Speaking to FTAdviser, Duncan Jarrett, managing director for retail at Aegon UK, said that there were two major trends seen since April.

“One is that annuities have still dropped and are down around 60 per cent when looking at statistics across the industry, while drawdown is going up - Aegon’s own drawdown business has doubled in that period.”

He added that from a customer’s perspective, “rightly or wrongly”, annuities are being perceived as poor value.

“The income certainty they offer is really the value, but the inflexibilty, particularly around death and the passing of the asset back to the insurer, is one of the main issues. The contrast of that is the drawdown side, which gives the flexiblity and allows the assets to be passed on, however the guarantee of the income is not there.”

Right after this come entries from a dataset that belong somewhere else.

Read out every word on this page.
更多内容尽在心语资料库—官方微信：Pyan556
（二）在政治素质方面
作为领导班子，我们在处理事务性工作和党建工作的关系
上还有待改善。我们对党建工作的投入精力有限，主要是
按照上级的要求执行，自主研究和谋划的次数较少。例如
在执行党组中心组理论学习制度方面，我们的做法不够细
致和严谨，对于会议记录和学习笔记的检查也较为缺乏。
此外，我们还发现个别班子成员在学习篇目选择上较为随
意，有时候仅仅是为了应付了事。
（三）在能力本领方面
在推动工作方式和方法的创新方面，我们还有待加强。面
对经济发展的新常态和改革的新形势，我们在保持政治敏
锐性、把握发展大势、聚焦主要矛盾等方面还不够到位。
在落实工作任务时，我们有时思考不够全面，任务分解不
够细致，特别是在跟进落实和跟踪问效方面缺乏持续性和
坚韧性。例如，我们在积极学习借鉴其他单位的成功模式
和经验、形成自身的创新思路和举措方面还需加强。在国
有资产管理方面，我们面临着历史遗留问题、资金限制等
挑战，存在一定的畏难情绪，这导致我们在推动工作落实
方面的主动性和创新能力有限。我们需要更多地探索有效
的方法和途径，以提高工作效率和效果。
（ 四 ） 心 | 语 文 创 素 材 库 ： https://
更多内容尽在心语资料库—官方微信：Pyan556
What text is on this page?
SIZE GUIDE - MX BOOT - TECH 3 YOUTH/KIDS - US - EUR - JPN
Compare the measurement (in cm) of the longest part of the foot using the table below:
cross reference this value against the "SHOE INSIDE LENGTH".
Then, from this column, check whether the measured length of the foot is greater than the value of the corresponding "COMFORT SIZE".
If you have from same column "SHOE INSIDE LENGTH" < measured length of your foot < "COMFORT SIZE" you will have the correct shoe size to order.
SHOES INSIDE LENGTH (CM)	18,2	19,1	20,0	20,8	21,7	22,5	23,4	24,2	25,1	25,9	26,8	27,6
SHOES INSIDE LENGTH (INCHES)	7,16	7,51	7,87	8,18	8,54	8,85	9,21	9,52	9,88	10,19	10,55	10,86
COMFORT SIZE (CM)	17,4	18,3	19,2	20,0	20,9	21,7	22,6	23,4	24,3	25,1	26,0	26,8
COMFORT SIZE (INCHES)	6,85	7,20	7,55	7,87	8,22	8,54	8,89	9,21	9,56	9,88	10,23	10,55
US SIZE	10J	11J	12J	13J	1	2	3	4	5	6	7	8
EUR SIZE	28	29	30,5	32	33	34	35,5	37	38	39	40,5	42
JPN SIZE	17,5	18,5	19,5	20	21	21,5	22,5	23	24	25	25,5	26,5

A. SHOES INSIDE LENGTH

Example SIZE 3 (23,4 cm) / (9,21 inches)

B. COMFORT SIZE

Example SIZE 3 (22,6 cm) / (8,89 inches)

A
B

The ‘third way’ product has the benefit of both annuities and drawdown, Mr Jarrett said, stating that customers keep their pension invested with the potential for growth, but Aegon provides a guarantee on the minimum income they will receive.

The guaranteed minimum income for life is 3.2 per cent for those who start taking an income at 55 years old and 4.05 per cent for those who start at 65 years old. In the event of death, funds can be passed on to beneficiaries and additional death benefits can be selected.

Mr Jarrett said: “From speaking to advisers, they see this as a real chance to engage with customers to give them the maximum flexibility. I think the key reason being they can use this to mix this with other types of investment within drawdown.”

It has been widely touted that the ‘third way’ sector is set to boom in the coming months with other providers looking at launches.

However, one criticism of these products is the cost. ‘Secure retirement income’ offers two Aegon SRI managed volatility funds – cautious and conservative – which have typical equity weightings of 40-45 per cent and 30-35 per cent respectively.

The service charges are 0.53 per cent for fund management, 0.3 per cent for product, plus an explicit guarantee charge between 0.9 per cent and 1.55 per cent depending on whether death benefits are selected, meaning total charge between 1.73 per cent and 2.38 per cent.

Tom McPhail, head of pensions research at Hargreaves Lansdown, told FTAdviser that while the product will have some appeal to IFAs, the guarantee charge will be around 1-1.5 per cent, which “raises some interesting questions”.

He said: “Throw in adviser costs and distribution and you are looking at a ballpark cost of 2.5 per cent to 3 per cent. I am not convinced it [this product] does a better job than splitting the pension between a separate drawdown product and an annuity, which would be cheaper.”

Mr Jarrett responded: “There is a cost to providing a guarantee, but we believe that there is also a clear benefit for customers, which means that should they be unlucky enough to retire into a market downturn, they can sleep easy in the knowledge that their income is protected whilst retaining flexibility over their savings.”